She twisted her shoulder-length hair into a top knot, hoping it would give her some needed height. Other girls her age were allowed to highlight their hair. Hers would look awesome highlighted, but her mom wouldn’t even consider the idea.

One day soon, Piper promised herself, as she swayed her ample ass from side to side in a flirty declaration of independence. She’d leave, never look back, and do exactly what she chose to do.

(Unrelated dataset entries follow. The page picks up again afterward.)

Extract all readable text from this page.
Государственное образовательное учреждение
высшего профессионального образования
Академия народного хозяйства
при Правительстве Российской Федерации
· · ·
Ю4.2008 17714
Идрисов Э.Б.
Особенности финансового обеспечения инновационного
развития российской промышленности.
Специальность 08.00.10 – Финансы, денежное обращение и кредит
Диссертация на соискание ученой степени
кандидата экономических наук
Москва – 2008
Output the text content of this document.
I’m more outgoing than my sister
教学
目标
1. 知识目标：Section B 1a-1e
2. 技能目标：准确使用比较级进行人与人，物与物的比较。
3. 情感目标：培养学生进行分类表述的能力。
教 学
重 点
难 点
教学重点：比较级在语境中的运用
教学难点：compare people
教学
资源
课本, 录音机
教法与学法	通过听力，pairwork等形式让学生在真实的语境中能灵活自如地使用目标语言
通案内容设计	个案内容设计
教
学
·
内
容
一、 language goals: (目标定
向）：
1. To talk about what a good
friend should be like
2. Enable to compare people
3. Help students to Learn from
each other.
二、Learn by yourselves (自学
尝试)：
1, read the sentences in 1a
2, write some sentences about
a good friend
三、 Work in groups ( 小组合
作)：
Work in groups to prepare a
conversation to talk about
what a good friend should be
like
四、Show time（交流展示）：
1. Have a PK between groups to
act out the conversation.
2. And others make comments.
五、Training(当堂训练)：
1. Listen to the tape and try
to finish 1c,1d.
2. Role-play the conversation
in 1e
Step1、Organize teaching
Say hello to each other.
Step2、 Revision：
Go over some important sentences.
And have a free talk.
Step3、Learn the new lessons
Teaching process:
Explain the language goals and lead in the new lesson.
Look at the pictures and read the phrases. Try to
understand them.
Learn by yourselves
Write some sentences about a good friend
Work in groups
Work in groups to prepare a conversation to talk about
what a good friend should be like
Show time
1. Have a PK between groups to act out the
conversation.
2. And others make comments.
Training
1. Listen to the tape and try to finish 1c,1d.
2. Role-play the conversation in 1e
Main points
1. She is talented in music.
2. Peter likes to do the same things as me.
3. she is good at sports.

And tonight. Tonight was the beginning of her soon. It was the first time in her life a boy showed interest in her, and she wasn’t about to risk losing him because her domineering mother disapproved. So what if he was a little on the wild side. He’d always treated her with respect. Never made fun of her. Like all the others.

She questioned if he was one of those guys who liked big butts. Why else would he be interested in her? Miss Freak-O from Freaksville?

She only toyed with the reason as to why a popular guy would show interest in her. Then dismissed it. Nothing was about to rain on her parade. Instead, she gave herself the talk she’d heard from numerous movie stars. Love yourself—value your true beauty not some unattainable, artificial beauty portrayed in magazines and the movies.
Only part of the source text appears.